Ce phénomène n’est pas nouveau. Il existe depuis plusieurs décennies, mais il s’est considérablement renforcé avec l’essor de l’IA. Celle-ci agit comme un multiplicateur de puissance économique. Elle permet aux entreprises américaines d’automatiser certaines tâches, de réduire leurs coûts, d’augmenter leur productivité, d’étendre leurs marchés et surtout de transformer des infrastructures numériques déjà dominantes en machines à profits. Microsoft, Nvidia, Amazon, Alphabet, Meta et les autres géants américains ne vendent plus seulement des produits ou des services. Ils contrôlent une partie croissante de l’infrastructure sur laquelle repose l’économie numérique mondiale. Chaque requête, chaque modèle, chaque agent autonome et chaque application d’IA consomme du calcul, du stockage, de l’énergie, des puces et des logiciels. Et, presque partout dans cette chaîne de valeur, une entreprise américaine prélève sa part.
Conséquence de tout cela, les États-Unis sont en train de construire leur propre cycle de rentabilité, partiellement déconnecté de celui des autres économies. C’est ce qui justifie, au moins en partie, pourquoi les actions américaines conservent une prime de valorisation importante et pourquoi elles restent incontournables dans un portefeuille d’investissement.
Évidemment, l’hégémonie américaine n’est pas éternelle. D’autres concurrents se profilent, notamment la Chine, qui mise beaucoup sur la convergence entre IA et robotique. Certaines de ses entreprises sont de véritables pépites. Prenons Unitree, spécialiste chinois de la robotique humanoïde, qui vient de faire son entrée à la Bourse de Shanghai à une valorisation exigeante – 219 fois ses bénéfices 2025. Avec cette opération, la Chine tient désormais son premier grand étalon coté de l’IA physique. C’est à surveiller. Mais, pour le moment, cela ne remet pas réellement en cause la puissance américaine dans l’IA et dans l’ensemble de son écosystème.
Les actions technologiques américaines sont incontournables. Cependant, elles ne peuvent pas représenter 100% d’un portefeuille. D’où l’importance de diversifier. Où regarder ? Les actions émergentes restent attrayantes, comme nous l’avions mentionné en début d’année. C’est d’ailleurs confirmé par l’évolution des flux de capitaux. En juin, elles ont attiré 7 milliards de dollars – soit le plus important flux annuel jamais enregistré. L’Asie émergente, après sa correction d’avant l’été, redevient attractive, tandis que l’Amérique latine conserve de sérieux atouts.

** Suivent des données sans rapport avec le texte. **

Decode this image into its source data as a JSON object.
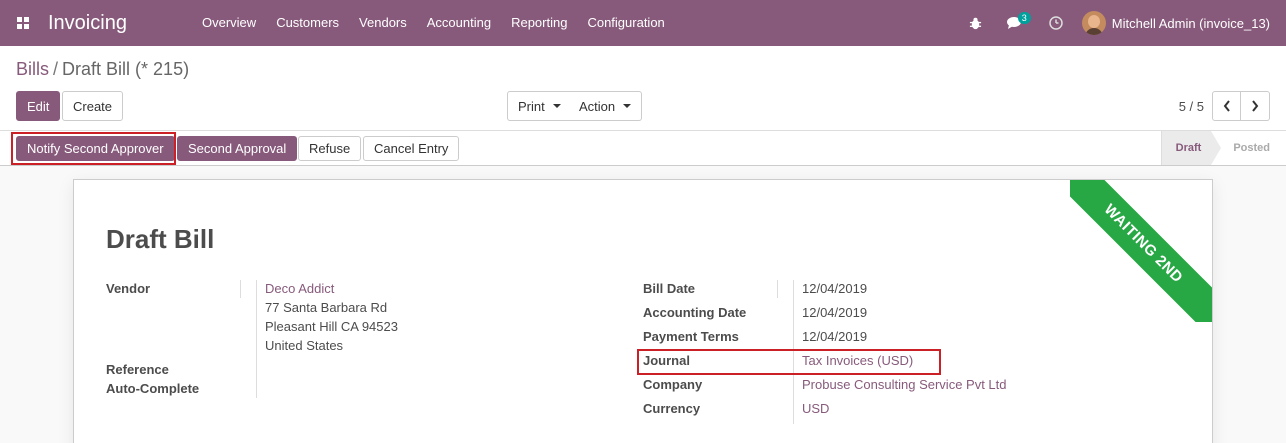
{
  "navbar": {
    "app_title": "Invoicing",
    "menu": [
      "Overview",
      "Customers",
      "Vendors",
      "Accounting",
      "Reporting",
      "Configuration"
    ],
    "messages_count": "3",
    "user_name": "Mitchell Admin (invoice_13)"
  },
  "breadcrumb": {
    "parent": "Bills",
    "current": "Draft Bill (* 215)"
  },
  "toolbar": {
    "edit_label": "Edit",
    "create_label": "Create",
    "print_label": "Print",
    "action_label": "Action",
    "pager_value": "5 / 5"
  },
  "statusbar": {
    "notify_label": "Notify Second Approver",
    "second_approval_label": "Second Approval",
    "refuse_label": "Refuse",
    "cancel_entry_label": "Cancel Entry",
    "stages": [
      "Draft",
      "Posted"
    ],
    "current_stage": "Draft"
  },
  "sheet": {
    "ribbon": "WAITING 2ND",
    "title": "Draft Bill",
    "vendor": {
      "label": "Vendor",
      "name": "Deco Addict",
      "address_line1": "77 Santa Barbara Rd",
      "address_line2": "Pleasant Hill CA 94523",
      "country": "United States"
    },
    "reference_label": "Reference Auto-Complete",
    "reference_label_line1": "Reference",
    "reference_label_line2": "Auto-Complete",
    "right_fields": [
      {
        "label": "Bill Date",
        "value": "12/04/2019"
      },
      {
        "label": "Accounting Date",
        "value": "12/04/2019"
      },
      {
        "label": "Payment Terms",
        "value": "12/04/2019"
      },
      {
        "label": "Journal",
        "value": "Tax Invoices (USD)"
      },
      {
        "label": "Company",
        "value": "Probuse Consulting Service Pvt Ltd"
      },
      {
        "label": "Currency",
        "value": "USD"
      }
    ]
  },
  "colors": {
    "brand": "#875a7b",
    "ribbon": "#28a745",
    "highlight": "#cc2027",
    "badge": "#00a09d"
  }
}
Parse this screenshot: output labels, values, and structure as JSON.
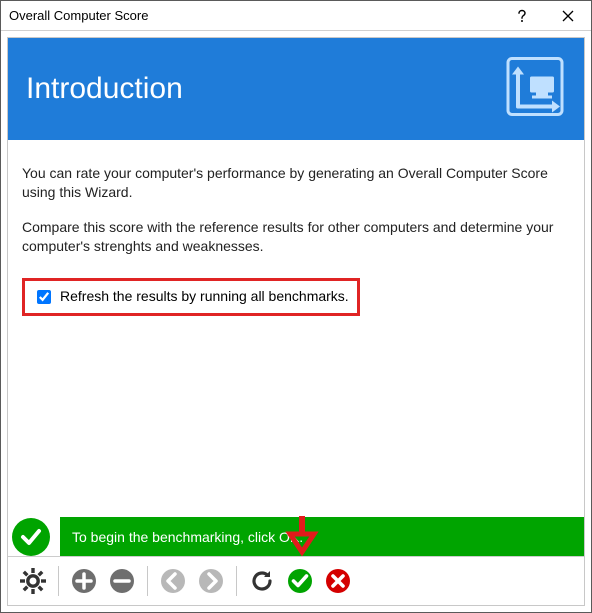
{
  "window": {
    "title": "Overall Computer Score"
  },
  "header": {
    "heading": "Introduction"
  },
  "body": {
    "para1": "You can rate your computer's performance by generating an Overall Computer Score using this Wizard.",
    "para2": "Compare this score with the reference results for other computers and determine your computer's strenghts and weaknesses.",
    "checkbox_label": "Refresh the results by running all benchmarks.",
    "checkbox_checked": true
  },
  "status": {
    "message": "To begin the benchmarking, click OK."
  },
  "colors": {
    "header_bg": "#1f7cd9",
    "status_green": "#00a400",
    "highlight_red": "#e02424",
    "arrow_red": "#e21b1b"
  }
}
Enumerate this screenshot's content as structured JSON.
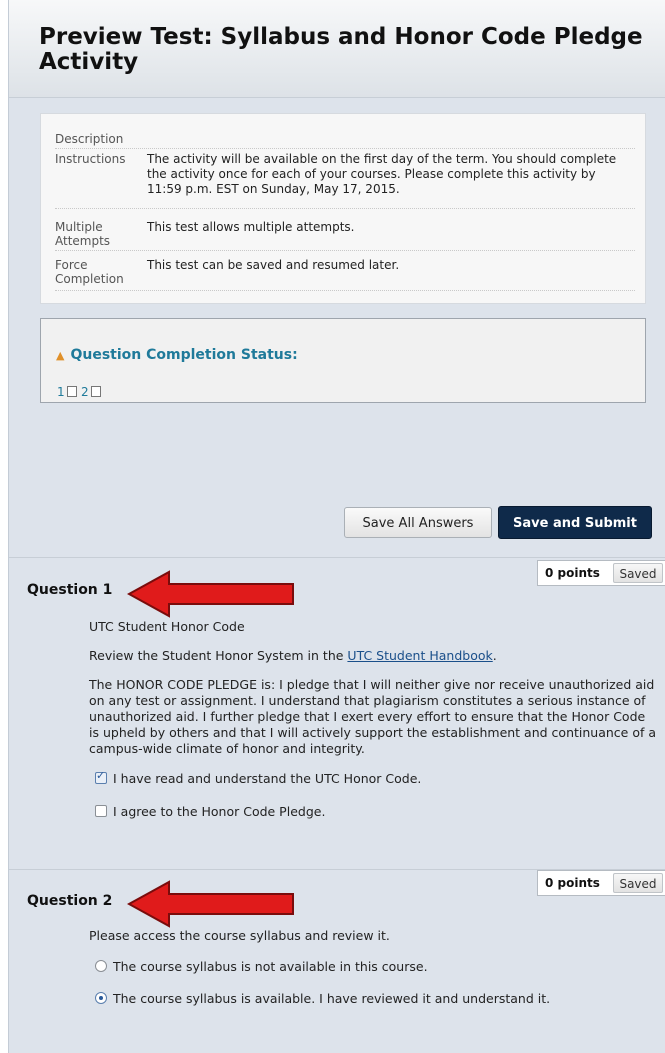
{
  "page": {
    "title": "Preview Test: Syllabus and Honor Code Pledge Activity"
  },
  "details": {
    "description_label": "Description",
    "description_value": "",
    "instructions_label": "Instructions",
    "instructions_value": "The activity will be available on the first day of the term. You should complete the activity once for each of your courses. Please complete this activity by 11:59 p.m. EST on Sunday, May 17, 2015.",
    "multiple_label": "Multiple Attempts",
    "multiple_value": "This test allows multiple attempts.",
    "force_label": "Force Completion",
    "force_value": "This test can be saved and resumed later."
  },
  "status": {
    "title": "Question Completion Status:",
    "questions": [
      "1",
      "2"
    ]
  },
  "actions": {
    "save_all": "Save All Answers",
    "save_submit": "Save and Submit"
  },
  "questions": [
    {
      "title": "Question 1",
      "points": "0 points",
      "saved": "Saved",
      "heading": "UTC Student Honor Code",
      "review_prefix": "Review the Student Honor System in the ",
      "review_link": "UTC Student Handbook",
      "review_suffix": ".",
      "pledge": "The HONOR CODE PLEDGE is:  I pledge that I will neither give nor receive unauthorized aid on any test or assignment.  I understand that plagiarism constitutes a serious instance of unauthorized aid.  I further pledge that I exert every effort to ensure that the Honor Code is upheld by others and that I will actively support the establishment and continuance of a campus-wide climate of honor and integrity.",
      "options": [
        {
          "label": "I have read and understand the UTC Honor Code.",
          "checked": true
        },
        {
          "label": "I agree to the Honor Code Pledge.",
          "checked": false
        }
      ]
    },
    {
      "title": "Question 2",
      "points": "0 points",
      "saved": "Saved",
      "prompt": "Please access the course syllabus and review it.",
      "options": [
        {
          "label": "The course syllabus is not available in this course.",
          "selected": false
        },
        {
          "label": "The course syllabus is available. I have reviewed it and understand it.",
          "selected": true
        }
      ]
    }
  ],
  "colors": {
    "page_bg": "#dde3eb",
    "link": "#1f7a9a",
    "submit_bg": "#0f2a4a",
    "arrow": "#e01b1b"
  }
}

Un bémol, le Brésil, où la prudence s’impose à l’approche de l’élection présidentielle d’octobre. Le marché obligataire local et le Bovespa envoient deux messages contradictoires. Le premier, c’est un message de panique, avec un bond du taux de rendement de l’obligation d’État à 10 ans à 14 %, tandis que le second est proche de ses plus hauts historiques. Qui a raison ? L’histoire nous enseigne que c’est plus souvent le marché obligataire que les actions, donc prudence, surtout si les chances de réélection du président Lula da Silva continuent de croître, ce qui pourrait entraîner à terme un dérapage budgétaire.